How we test, and what the mark means.
Every verdict comes out of the same process: a fixed battery of tasks for the category, graded against a written rubric, marked in stars, and re-run as the tools change.
We do not rate on impressions, and we do not run vendor demos. Each tool faces the same set of tasks — built to isolate one quality at a time — and the results are scored against a rubric we keep fixed across the category. We weigh what a tool gets wrong as heavily as what it gets right, and we publish the test plan on every ranking so a reader can see how the mark was earned.
A single number hides too much to stand alone, so every ranking lists its exact tests in a "How we tested" section, and every product reports how it rated on each criterion. The criteria below are the spine of that process; the specific tasks differ by category, because testing an image generator is not the same as testing a coding assistant.
What we evaluate
Each tool runs the same fixed battery of tasks for its category — the same prompts, briefs, or codebases — and two reviewers grade every result against a written rubric without seeing which tool produced it, so a brand name never moves the mark.

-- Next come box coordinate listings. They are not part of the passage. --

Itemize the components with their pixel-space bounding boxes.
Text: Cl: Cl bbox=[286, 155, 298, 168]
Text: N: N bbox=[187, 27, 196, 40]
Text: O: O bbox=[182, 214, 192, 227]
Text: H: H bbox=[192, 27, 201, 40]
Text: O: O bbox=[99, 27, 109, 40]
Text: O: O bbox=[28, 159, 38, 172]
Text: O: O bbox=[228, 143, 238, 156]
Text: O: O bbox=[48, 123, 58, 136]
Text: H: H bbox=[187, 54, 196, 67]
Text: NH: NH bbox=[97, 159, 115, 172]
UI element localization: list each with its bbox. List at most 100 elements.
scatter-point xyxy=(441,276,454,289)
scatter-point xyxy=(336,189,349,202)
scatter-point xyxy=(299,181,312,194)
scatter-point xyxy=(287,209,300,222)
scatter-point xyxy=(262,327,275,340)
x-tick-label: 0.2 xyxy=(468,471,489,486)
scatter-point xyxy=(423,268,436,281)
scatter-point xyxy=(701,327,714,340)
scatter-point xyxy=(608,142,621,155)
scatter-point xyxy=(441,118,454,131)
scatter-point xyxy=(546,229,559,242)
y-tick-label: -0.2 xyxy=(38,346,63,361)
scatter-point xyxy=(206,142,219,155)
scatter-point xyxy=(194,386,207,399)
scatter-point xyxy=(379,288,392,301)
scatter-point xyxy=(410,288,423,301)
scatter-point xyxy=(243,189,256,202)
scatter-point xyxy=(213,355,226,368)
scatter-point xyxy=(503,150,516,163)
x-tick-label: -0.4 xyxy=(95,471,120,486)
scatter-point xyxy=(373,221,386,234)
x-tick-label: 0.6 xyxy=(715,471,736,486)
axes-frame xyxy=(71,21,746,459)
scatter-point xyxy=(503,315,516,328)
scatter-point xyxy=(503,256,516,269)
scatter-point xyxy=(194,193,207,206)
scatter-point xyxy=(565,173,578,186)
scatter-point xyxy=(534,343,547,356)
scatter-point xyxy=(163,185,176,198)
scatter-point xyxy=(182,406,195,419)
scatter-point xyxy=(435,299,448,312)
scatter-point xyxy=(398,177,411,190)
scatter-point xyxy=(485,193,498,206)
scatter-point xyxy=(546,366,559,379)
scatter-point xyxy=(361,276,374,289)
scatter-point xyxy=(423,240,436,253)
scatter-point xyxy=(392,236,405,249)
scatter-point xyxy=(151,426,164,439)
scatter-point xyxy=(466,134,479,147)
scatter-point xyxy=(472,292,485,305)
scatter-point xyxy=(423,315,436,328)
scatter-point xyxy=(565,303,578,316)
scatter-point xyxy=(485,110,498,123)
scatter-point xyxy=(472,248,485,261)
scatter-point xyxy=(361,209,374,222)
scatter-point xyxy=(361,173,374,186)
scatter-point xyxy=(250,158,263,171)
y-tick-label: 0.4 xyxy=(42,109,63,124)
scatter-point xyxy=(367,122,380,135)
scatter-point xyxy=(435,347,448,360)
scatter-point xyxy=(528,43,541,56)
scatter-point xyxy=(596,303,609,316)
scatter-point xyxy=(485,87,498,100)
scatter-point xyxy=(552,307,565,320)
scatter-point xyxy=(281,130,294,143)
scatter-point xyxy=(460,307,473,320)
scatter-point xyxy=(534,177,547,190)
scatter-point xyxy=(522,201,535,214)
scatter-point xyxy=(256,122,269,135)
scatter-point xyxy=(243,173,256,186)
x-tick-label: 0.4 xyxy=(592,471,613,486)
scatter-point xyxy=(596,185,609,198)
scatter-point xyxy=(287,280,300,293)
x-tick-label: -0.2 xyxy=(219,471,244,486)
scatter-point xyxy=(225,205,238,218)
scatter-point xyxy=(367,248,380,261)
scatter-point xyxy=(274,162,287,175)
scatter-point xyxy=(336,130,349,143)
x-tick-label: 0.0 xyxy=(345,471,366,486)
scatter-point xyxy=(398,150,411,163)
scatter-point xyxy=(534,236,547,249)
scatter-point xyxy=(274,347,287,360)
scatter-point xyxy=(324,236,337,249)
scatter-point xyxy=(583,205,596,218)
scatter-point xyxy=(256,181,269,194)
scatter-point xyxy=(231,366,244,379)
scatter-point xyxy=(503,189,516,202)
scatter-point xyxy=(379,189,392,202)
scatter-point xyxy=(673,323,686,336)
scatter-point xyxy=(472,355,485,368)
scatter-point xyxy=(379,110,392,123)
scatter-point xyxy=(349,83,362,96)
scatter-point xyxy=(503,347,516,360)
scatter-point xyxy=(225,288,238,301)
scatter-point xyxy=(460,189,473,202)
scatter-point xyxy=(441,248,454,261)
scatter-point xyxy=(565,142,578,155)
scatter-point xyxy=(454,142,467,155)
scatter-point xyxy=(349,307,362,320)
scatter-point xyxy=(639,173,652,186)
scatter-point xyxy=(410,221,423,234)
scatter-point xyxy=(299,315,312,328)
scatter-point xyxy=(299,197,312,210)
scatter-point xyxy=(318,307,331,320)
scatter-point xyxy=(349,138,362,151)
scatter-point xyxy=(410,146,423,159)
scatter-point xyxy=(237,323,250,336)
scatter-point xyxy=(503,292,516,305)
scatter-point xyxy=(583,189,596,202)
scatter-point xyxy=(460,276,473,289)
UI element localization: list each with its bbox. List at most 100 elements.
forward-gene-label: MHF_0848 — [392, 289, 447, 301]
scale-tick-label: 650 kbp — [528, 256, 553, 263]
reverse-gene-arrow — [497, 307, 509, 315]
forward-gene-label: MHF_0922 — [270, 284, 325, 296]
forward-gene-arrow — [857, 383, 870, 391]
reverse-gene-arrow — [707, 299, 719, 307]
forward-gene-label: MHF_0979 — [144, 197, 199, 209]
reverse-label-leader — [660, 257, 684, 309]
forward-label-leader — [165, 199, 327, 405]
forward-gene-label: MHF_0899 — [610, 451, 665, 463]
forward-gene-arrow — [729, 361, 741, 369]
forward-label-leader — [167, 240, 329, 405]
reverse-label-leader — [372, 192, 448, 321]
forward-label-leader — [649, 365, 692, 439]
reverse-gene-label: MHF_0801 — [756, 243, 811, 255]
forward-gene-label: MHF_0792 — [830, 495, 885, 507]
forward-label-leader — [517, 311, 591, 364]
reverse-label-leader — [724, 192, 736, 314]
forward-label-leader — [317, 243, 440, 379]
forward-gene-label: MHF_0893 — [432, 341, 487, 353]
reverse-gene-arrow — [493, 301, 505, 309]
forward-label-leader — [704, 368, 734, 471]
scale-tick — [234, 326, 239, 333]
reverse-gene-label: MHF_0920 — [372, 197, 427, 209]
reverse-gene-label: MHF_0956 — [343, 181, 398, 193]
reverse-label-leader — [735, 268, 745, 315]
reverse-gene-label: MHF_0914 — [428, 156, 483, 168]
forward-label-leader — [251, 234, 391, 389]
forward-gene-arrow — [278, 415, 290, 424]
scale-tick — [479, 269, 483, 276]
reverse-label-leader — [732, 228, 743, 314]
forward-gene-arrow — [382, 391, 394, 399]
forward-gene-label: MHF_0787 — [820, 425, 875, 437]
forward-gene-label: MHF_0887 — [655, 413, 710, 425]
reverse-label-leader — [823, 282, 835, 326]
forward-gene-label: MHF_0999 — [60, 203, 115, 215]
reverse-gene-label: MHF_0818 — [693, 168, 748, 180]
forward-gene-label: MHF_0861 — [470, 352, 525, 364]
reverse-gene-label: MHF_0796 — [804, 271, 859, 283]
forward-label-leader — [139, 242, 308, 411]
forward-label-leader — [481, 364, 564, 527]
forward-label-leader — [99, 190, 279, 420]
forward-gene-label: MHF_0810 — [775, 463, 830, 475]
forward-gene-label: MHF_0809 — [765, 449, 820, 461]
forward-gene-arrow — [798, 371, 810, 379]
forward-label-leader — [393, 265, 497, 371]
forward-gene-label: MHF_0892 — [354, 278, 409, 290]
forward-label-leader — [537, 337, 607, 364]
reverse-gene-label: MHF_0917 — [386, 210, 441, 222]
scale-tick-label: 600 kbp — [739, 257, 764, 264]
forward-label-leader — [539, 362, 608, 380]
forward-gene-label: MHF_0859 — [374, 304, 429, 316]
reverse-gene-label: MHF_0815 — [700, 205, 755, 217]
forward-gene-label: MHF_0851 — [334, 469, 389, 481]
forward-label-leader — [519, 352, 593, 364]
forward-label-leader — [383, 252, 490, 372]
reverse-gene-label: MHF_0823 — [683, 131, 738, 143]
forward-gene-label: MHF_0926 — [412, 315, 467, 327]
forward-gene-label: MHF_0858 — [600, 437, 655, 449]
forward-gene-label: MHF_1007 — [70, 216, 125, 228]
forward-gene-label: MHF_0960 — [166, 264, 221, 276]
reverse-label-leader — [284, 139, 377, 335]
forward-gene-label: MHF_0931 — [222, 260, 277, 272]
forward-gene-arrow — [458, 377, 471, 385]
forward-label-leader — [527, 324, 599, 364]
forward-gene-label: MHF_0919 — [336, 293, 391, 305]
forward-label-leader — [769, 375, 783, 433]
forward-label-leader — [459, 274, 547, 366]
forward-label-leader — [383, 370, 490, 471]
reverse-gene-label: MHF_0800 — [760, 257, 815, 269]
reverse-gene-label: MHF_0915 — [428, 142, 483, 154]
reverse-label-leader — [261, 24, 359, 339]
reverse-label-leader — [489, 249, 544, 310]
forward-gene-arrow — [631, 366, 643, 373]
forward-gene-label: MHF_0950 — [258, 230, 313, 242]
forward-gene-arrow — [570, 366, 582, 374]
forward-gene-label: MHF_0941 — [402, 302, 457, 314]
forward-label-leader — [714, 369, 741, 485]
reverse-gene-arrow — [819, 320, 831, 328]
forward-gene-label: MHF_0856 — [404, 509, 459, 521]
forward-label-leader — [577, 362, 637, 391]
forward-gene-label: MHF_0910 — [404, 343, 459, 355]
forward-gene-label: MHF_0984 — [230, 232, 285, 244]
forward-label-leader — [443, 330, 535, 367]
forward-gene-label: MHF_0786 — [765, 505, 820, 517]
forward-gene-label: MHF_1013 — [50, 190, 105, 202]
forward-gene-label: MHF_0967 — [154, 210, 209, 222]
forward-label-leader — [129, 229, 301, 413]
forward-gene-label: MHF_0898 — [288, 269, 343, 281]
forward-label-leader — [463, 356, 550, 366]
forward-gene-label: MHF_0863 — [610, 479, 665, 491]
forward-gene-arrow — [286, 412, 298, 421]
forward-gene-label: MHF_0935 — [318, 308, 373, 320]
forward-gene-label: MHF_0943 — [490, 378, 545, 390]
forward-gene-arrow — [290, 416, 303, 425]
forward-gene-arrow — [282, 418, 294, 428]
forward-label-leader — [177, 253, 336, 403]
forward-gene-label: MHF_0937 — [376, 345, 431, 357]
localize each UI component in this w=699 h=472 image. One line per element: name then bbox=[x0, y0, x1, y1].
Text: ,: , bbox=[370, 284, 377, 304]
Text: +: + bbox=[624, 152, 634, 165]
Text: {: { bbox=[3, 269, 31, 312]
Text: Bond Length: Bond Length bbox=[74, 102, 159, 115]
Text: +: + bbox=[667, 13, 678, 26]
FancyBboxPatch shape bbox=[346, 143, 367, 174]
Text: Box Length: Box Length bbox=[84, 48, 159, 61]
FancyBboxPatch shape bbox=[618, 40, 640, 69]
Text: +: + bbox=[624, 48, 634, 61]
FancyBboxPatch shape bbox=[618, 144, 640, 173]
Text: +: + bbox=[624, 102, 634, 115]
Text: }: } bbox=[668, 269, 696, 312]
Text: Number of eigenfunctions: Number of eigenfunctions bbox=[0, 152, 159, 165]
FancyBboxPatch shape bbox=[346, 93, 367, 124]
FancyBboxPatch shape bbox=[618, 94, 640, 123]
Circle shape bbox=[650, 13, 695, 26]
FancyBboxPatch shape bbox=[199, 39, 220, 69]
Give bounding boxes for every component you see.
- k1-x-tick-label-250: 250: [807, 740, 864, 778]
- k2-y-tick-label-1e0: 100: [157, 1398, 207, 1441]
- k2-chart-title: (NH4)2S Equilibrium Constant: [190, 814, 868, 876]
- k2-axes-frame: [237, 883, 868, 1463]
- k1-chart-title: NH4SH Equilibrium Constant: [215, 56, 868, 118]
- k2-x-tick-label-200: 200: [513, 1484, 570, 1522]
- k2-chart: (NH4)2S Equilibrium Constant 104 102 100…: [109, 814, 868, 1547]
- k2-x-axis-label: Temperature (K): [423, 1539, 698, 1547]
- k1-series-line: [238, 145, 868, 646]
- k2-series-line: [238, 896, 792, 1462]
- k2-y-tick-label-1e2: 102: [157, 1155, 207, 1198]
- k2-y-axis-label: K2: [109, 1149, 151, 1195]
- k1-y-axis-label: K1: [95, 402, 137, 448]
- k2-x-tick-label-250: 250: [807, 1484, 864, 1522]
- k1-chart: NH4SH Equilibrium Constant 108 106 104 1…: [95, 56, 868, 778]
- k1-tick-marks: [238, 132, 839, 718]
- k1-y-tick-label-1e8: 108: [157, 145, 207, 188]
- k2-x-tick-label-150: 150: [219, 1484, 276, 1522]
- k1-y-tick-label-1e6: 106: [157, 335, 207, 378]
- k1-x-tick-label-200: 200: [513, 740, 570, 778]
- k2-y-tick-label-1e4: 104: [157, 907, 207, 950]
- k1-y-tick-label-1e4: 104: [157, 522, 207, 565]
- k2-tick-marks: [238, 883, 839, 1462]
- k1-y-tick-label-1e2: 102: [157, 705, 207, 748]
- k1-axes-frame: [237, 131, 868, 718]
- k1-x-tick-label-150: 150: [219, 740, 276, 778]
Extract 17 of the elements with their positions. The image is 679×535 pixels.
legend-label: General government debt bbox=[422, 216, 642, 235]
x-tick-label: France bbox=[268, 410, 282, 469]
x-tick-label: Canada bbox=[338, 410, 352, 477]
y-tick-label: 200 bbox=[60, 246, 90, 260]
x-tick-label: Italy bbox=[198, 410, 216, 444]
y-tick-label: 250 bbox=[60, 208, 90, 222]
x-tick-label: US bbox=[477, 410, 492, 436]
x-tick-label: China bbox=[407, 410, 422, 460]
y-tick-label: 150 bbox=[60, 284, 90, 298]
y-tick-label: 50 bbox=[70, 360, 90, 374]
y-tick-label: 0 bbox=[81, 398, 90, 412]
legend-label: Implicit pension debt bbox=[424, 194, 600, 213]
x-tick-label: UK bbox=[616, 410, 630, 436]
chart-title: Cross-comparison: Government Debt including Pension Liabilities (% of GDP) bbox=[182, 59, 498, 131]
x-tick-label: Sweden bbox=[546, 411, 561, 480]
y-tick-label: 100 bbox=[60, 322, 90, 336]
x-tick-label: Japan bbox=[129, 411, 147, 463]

We repeat the hardest tasks across many runs and record how often a tool returns a correct, usable result without intervention. A tool that nails one demo but drifts on the tenth attempt is marked down for it.
We measure how precisely a tool can be directed and revised — placing or editing one element, constraining a format, or correcting a single region — counting the attempts it takes to reach an acceptable result.
We read the published terms and confirm them against the maker’s documentation: how the model was trained, what commercial rights and indemnification the paid plan grants, and how the tool handles unsafe or restricted requests.
We price a month of real, observed usage at the tier we tested, then divide by the number of results we judged usable — so a cheap tool that needs five retries is not allowed to look like a bargain.
Because these products change often, we re-run the battery on each meaningful update and date every verdict. A recommendation can be withdrawn when a rival ships or a tool regresses, and we say what changed.
How we rate
Each criterion is marked on a five-star scale, in half-star steps ( ), a filled star for a criterion a tool handles well, a half star for a partial result, and an empty star where it fails. The marks are weighted toward what matters most for the category and resolved into an overall star rating to the nearest half. Because every product is rated on every criterion, a reader can see exactly where one earned its standing and where it lost it.
We recommend products rated four stars and above. A product whose overall rating reaches four stars carries the solid Recommended stamp; anything below it is marked Not Recommended. The stamp is the verdict — the plain call on whether to use the tool — and it sits beside the star rating, not in place of it.
Nothing here is final. AI products ship meaningful changes often, so every verdict is dated and re-run on each major release. A recommendation can be withdrawn when a rival catches up or a tool regresses, and when that happens we update the ranking and state what changed.
Independence
We take no sponsorships and no payment for placement. A product cannot buy its way onto a ranking, buy a higher position, or buy a better mark. Our verdicts reflect our testing and nothing else.
Margaret Ashworth leads testing of image and video generators and the design tools built on top of them. She grades on prompt fidelity, artifact rates, licensing clarity, and the cost of an acceptable final frame.
Theodore Pruitt evaluates general assistants, reasoning models, and coding tools against fixed task batteries. He weighs accuracy and refusal behavior over benchmark scores, and reports what a tool gets wrong before what it gets right.
Constance Whitfield covers search, productivity suites, and knowledge and data tools. Her tests favor citations a reader can verify, exportable output, and pricing that holds up past the free tier.
Lionel Sackville designs the scoring rubric the Testing Desk uses and runs voice, audio, and cross-category tests. He is responsible for keeping the criteria comparable from one verdict to the next.